It was on the night of February 20th - 21st 1437, 575 years ago, that a band of assassins entered Blackfriars, the Dominican friary in Perth and murdered King James I of Scots. The reasons appear to be partly dynastic but also a reaction to his tough centralising policies. The story of that night is enlivened with bizarre details - the Queen's lady-in-waiting thrusting her arm through the staples of the door to try to prevent the murderers entering the royal apartment and of the King tearing up the flooring seeking to escape through a drain beneath - only to find that it had been blocked off the day beforehand on his own orders tp prevent his tennis balls disappearing into it. There the fatal blows were struck by Sir Robert Graham, grandson of the King's uncle Walter Earl of Atholl, the leader of the conspiracy.
Following the murder the King's body was buried on February 21st in the Charterhouse at Perth - the House of the Valley of Virtue - he had founded in Perth. Prompt action by his widow, the English born Beaufort Queen Joan, who had been injured in the assault, secured the safety and succession of their son King James II, and Graham, Atholl, and the other conspirators, were executed later that year in ways unusually gruesome and prolonged even by fifteenth century standards.
The move of the government to Edinburgh after 1437 meant that Perth lost its position as the de facto capital of Scotland. With King James I the Stewart monarchs had begun in earnest that process, fraught and difficult was it was to prove that led to the extension and consolidation of their authority over the realm and which would eventually lead King James VI to the English throne as King James I.
The Oxford DNB life of James I by M.H.Brown can be read here , and has a useful discussion of the various interpretations of the reign. There is another online account here. The modern comprehensive life James I by Michael Brown, published in 1994, is very well worth reading and argues that as King James modelled himself on King Henry V, whose successful brand of energetic and authoritative kingship he had witnessed as a detainee in English hands between 1406 and 1424. The ODNB biography of Queen Joan, also by M.H. Brown, can be read here and there is another online account of her life here.
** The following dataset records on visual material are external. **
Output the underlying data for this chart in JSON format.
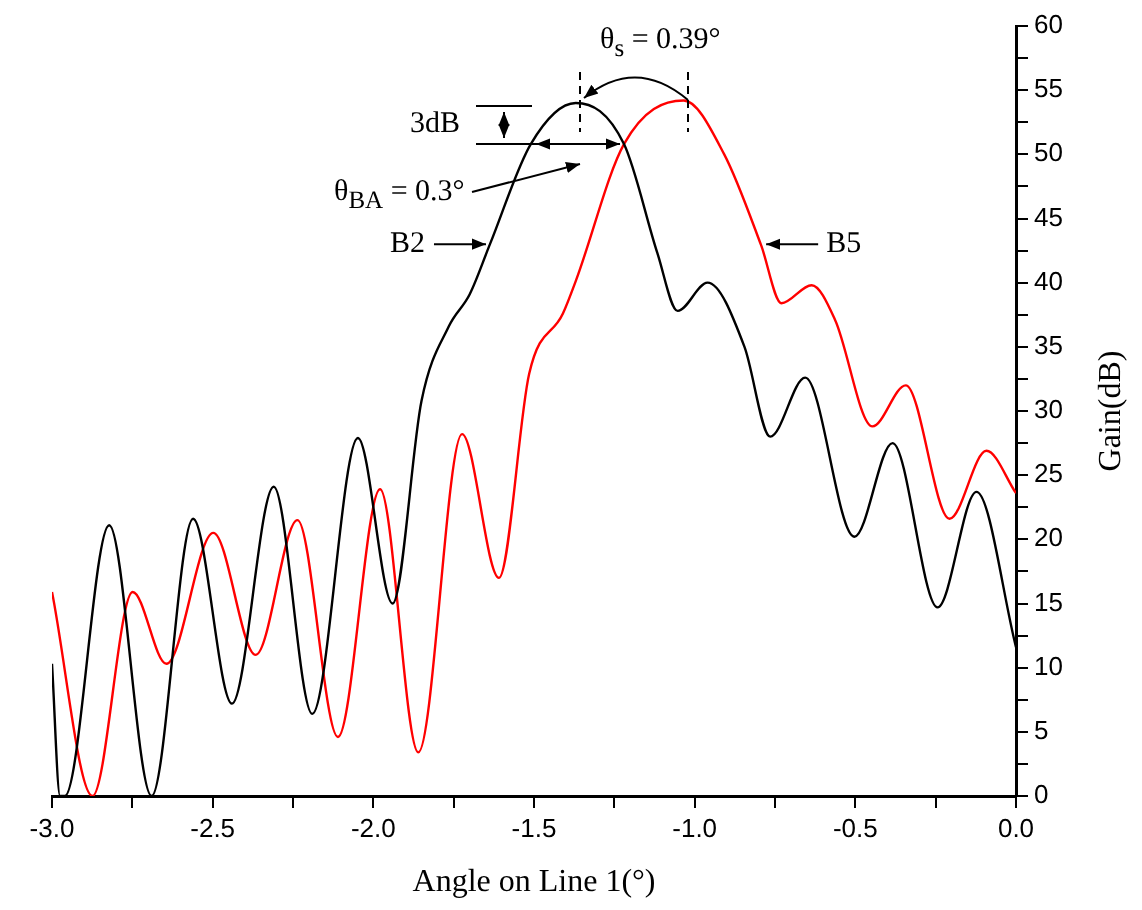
{
  "chart_data": {
    "type": "line",
    "xlabel": "Angle on Line 1(°)",
    "ylabel": "Gain(dB)",
    "xlim": [
      -3.0,
      0.0
    ],
    "xticks": [
      {
        "value": -3,
        "label": "-3.0"
      },
      {
        "value": -2.75,
        "label": null
      },
      {
        "value": -2.5,
        "label": "-2.5"
      },
      {
        "value": -2.25,
        "label": null
      },
      {
        "value": -2,
        "label": "-2.0"
      },
      {
        "value": -1.75,
        "label": null
      },
      {
        "value": -1.5,
        "label": "-1.5"
      },
      {
        "value": -1.25,
        "label": null
      },
      {
        "value": -1,
        "label": "-1.0"
      },
      {
        "value": -0.75,
        "label": null
      },
      {
        "value": -0.5,
        "label": "-0.5"
      },
      {
        "value": -0.25,
        "label": null
      },
      {
        "value": 0,
        "label": "0.0"
      }
    ],
    "ylim": [
      0,
      60
    ],
    "yticks": [
      0,
      {
        "value": 2.5,
        "label": null
      },
      5,
      {
        "value": 7.5,
        "label": null
      },
      10,
      {
        "value": 12.5,
        "label": null
      },
      15,
      {
        "value": 17.5,
        "label": null
      },
      20,
      {
        "value": 22.5,
        "label": null
      },
      25,
      {
        "value": 27.5,
        "label": null
      },
      30,
      {
        "value": 32.5,
        "label": null
      },
      35,
      {
        "value": 37.5,
        "label": null
      },
      40,
      {
        "value": 42.5,
        "label": null
      },
      45,
      {
        "value": 47.5,
        "label": null
      },
      50,
      {
        "value": 52.5,
        "label": null
      },
      55,
      {
        "value": 57.5,
        "label": null
      },
      60
    ],
    "series": [
      {
        "color": "#000000",
        "x": [
          -3.0,
          -2.975,
          -2.96,
          -2.822,
          -2.69,
          -2.561,
          -2.44,
          -2.31,
          -2.19,
          -2.048,
          -1.94,
          -1.85,
          -1.765,
          -1.7,
          -1.637,
          -1.51,
          -1.37,
          -1.22,
          -1.116,
          -1.053,
          -0.96,
          -0.845,
          -0.765,
          -0.656,
          -0.503,
          -0.384,
          -0.244,
          -0.123,
          0.0
        ],
        "values": [
          10.3,
          0,
          0,
          21.1,
          0,
          21.6,
          7.2,
          24.1,
          6.4,
          27.9,
          15.0,
          30.8,
          36.6,
          39.1,
          43.0,
          50.8,
          54.0,
          50.8,
          42.3,
          37.8,
          40.0,
          35.0,
          28.0,
          32.6,
          20.2,
          27.5,
          14.7,
          23.7,
          11.6
        ]
      },
      {
        "color": "#ff0000",
        "x": [
          -3.0,
          -2.874,
          -2.749,
          -2.644,
          -2.498,
          -2.366,
          -2.236,
          -2.11,
          -1.979,
          -1.86,
          -1.724,
          -1.609,
          -1.515,
          -1.41,
          -1.369,
          -1.22,
          -1.034,
          -0.908,
          -0.793,
          -0.73,
          -0.636,
          -0.563,
          -0.447,
          -0.343,
          -0.207,
          -0.092,
          0.0
        ],
        "values": [
          15.9,
          0,
          15.9,
          10.3,
          20.5,
          11.0,
          21.5,
          4.6,
          23.9,
          3.4,
          28.2,
          17.0,
          32.9,
          37.6,
          40.2,
          50.8,
          54.2,
          50.0,
          42.9,
          38.4,
          39.8,
          37.1,
          28.8,
          32.0,
          21.6,
          26.9,
          23.6
        ]
      }
    ],
    "annotations": [
      "θ$_{s}$ = 0.39°",
      "3dB",
      "θ$_{BA}$ = 0.3°",
      {
        "text": "B2",
        "x": -1.637,
        "y": 43
      },
      {
        "text": "B5",
        "x": -0.79,
        "y": 43
      }
    ]
  }
}
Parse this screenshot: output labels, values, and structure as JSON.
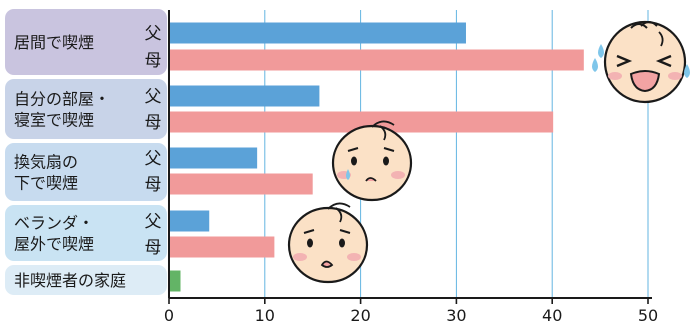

There appears to be no good surviving contemporary portrait of the King other than standard images on his coins, and the usual image we have is from a series of seventeenth century historical portraits of Scottish monarchs. It may derive from a lost original, but I would wonder if he wore a beard when they were certainly no longer the fashion amongst men of his generation and status, or whether he would have worn his hair as long as in this picture. Contemporary descriptions suggest King James was a short energetic man, a keen jouster, archer and wrestler as well as tennis player who was increasingly running to fat as the years progressed.
King James I of Scots
Image: Wikimedia
Image: Wikimedia
It is claimed in older accounts that after the destruction of the Charterhouse the graveslab of the King and Queen was moved to the parish church of St John - but I have not found a modern reference to its presence there today. It may be that the partition of the building into several separate churches, which continued until the 1920s, was not conducive to it survival. Some years ago it appears that some excavations took place on the site of the Charterhouse, which was also the burial place of Queen Margaret the widow of King James IV and daughter of King Henry VII.
I have a research connection to the life of King James - part of his captivity as a teenager and young man in England was spent at Pontefract or in its neighbourhood and he was at those times partly in the care of Robert Waterton, the brother-in-law of Bishop Richard Fleming.
I have a research connection to the life of King James - part of his captivity as a teenager and young man in England was spent at Pontefract or in its neighbourhood and he was at those times partly in the care of Robert Waterton, the brother-in-law of Bishop Richard Fleming.
2 comments:
Wasn't King James I a homosexual?
No evidence for that - he had quite a large family (if that is an indicator). King James VI and I, who also had a sizeable family and seems to have been happily married to Queen Anne of Denmark, may well have had same-sex inclinations. In any case the notion of the exclusively "homosexual" appears to be a late nineteenth century construct - in previous centuries certainly there were people with sane-sex attracyion and practice, but a considerable number of people may well have, shall we say, experimented - the modern self- definition appears less precise. The mral teaching of the Church and society was, of course, consistent in its attitude to pre- or extra-marital physical relations.